D’après Simon Epstein, la politique menée par le gouvernement Netanyahou est en train de saborder la solution à deux États, qui est la “seule voie à emprunter pour dénouer le nœud gordien du conflit centenaire entre Israël et les Palestiniens”.

“La droite israélienne jubile quand il ne se passe rien, c’est-à-dire quand il n’y a pas de négociations avec les Palestiniens. Pour elle, c’est la situation optimale. Mais le grand problème auquel les Israéliens sont confrontés aujourd’hui est l’éloignement, chaque jour un peu plus prononcé, de la perspective de la séparation des deux États, l’un, Israël, l’autre, l’éventuel État de Palestine. Pour une forte majorité d’Israéliens, il est fondamental que l’État d’Israël conserve son caractère juif. Or, le gouvernement Netanyahou, sous la pression de l’extrême droite, et aussi sous la pression du Likoud, est en train de rendre ce scénario politique de plus en plus chimérique.”

Le soutien prodigué par le gouvernement Netanyahou aux habitants des implantations israéliennes sises en Cisjordanie considérées comme illégales est une incongruité qui entrave sérieusement la perspective d’un règlement négocié du contentieux israélo-palestinien, estime Simon Epstein.

“C’est acceptable que le gouvernement Netanyahou soutienne le développement des implantations situées dans les grands blocs de colonies qu’Israël veut absolument conserver dans le cadre d’un éventuel accord de paix avec les Palestiniens, en échange d’une rétrocession d’autres pans de territoires. Le problème est que, sous la pression de son extrême droite, le gouvernement Netanyahou encourage aussi le développement des implantations officiellement considérées comme illégales. Des colonies qui ne reposent sur aucun fondement légal. Cette politique ne peut mener qu’au scénario noir d’un État binational où, à long terme, sur le plan démographique, les Juifs seront minoritaires. Un scénario aberrant que la majorité des Israéliens récusent. Le sionisme voulait un État juif et non un État binational.”

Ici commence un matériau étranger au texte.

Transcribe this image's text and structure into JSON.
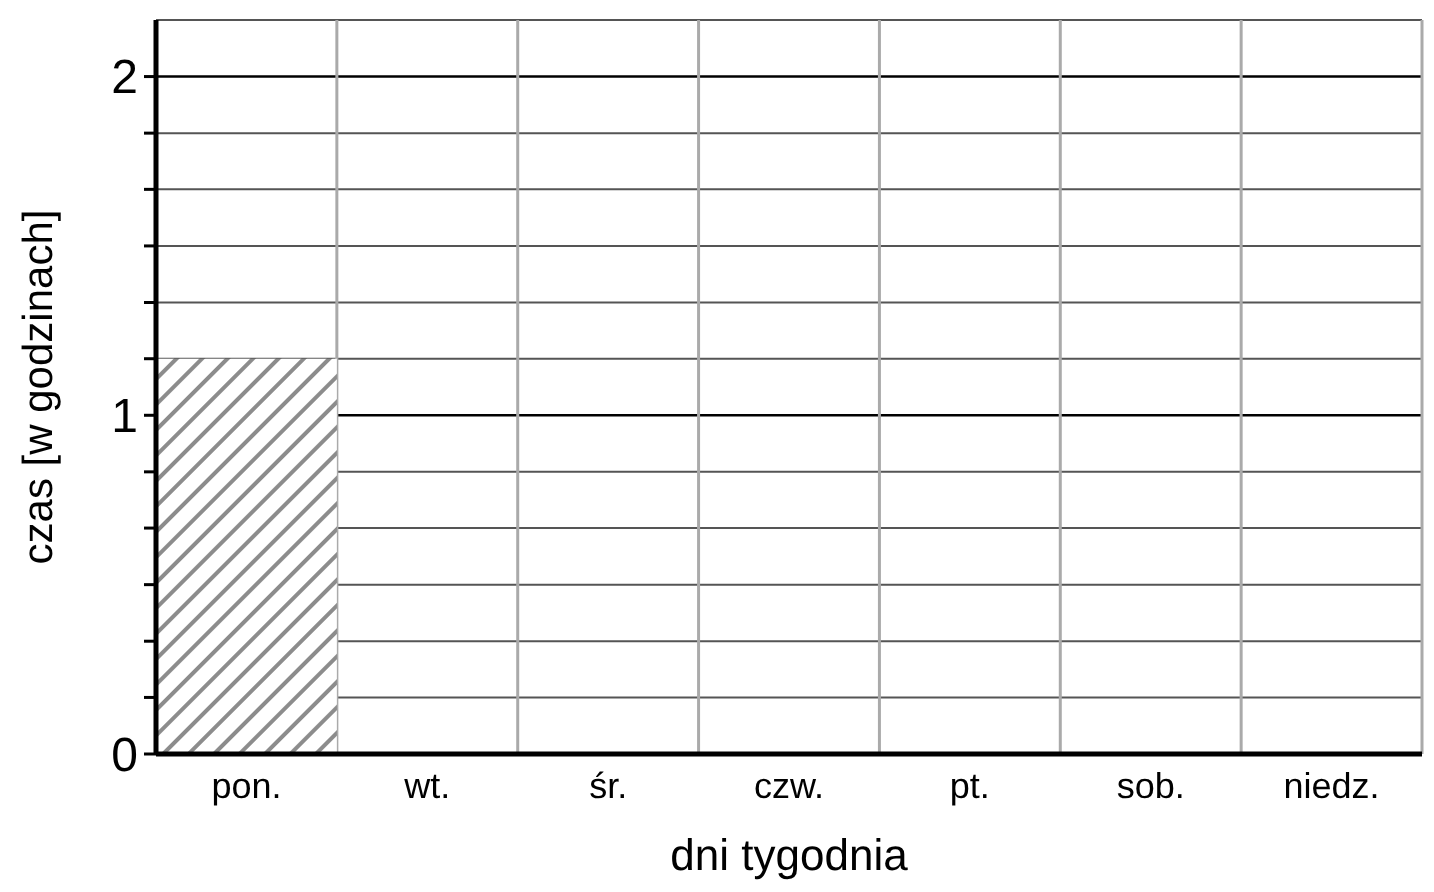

À la veille de la célébration des 70 ans d’Israël, quel regard Simon Epstein porte-t-il sur son pays?

“Ce que les Israéliens ont accompli en l’espace de 70 ans est fondamental. Le peuple juif avait urgemment besoin de son indépendance pour assurer la pérennité de son identité, sa sécurité et son développement culturel. Les Israéliens ont bâti leur État, avec beaucoup de succès, dans des conditions qui n’étaient pas faciles. Ils sont parvenus à intégrer plusieurs millions d’immigrants provenant d’une kyrielle d’horizons culturels, à bâtir une économie moderne et performante, à faire renaître une langue, quasi morte, l’hébreu, vieille de plus de deux mille ans, à développer une culture qui rayonne aujourd’hui à l’échelle mondiale dans divers domaines: littérature, art, cinéma…”

Cependant, ajoute-t-il, des nuages sombres planent toujours sur Israël sept décennies après sa création: le conflit avec les Palestiniens, la menace iranienne…

“Mais, le plus grand défi auquel Israël fait face aujourd’hui est certainement sa capacité à demeurer un État juif. Après tout, c’était l’objectif central du sionisme”, rappelle Simon Epstein.

Un autre défi majeur auquel la société israélienne est confrontée: les inégalités socioéconomiques.

“Aujourd’hui, Israël est l’une des sociétés capitalistes les plus inégalitaires du monde occidental. Le fossé entre riches et pauvres ne cesse de se creuser. Il y a trente ou quarante ans, Israël était l’une des sociétés les plus égalitaires du monde occidental avec une très grande classe moyenne. Environ 80 % des Israéliens faisaient alors partie de cette catégorie sociale.”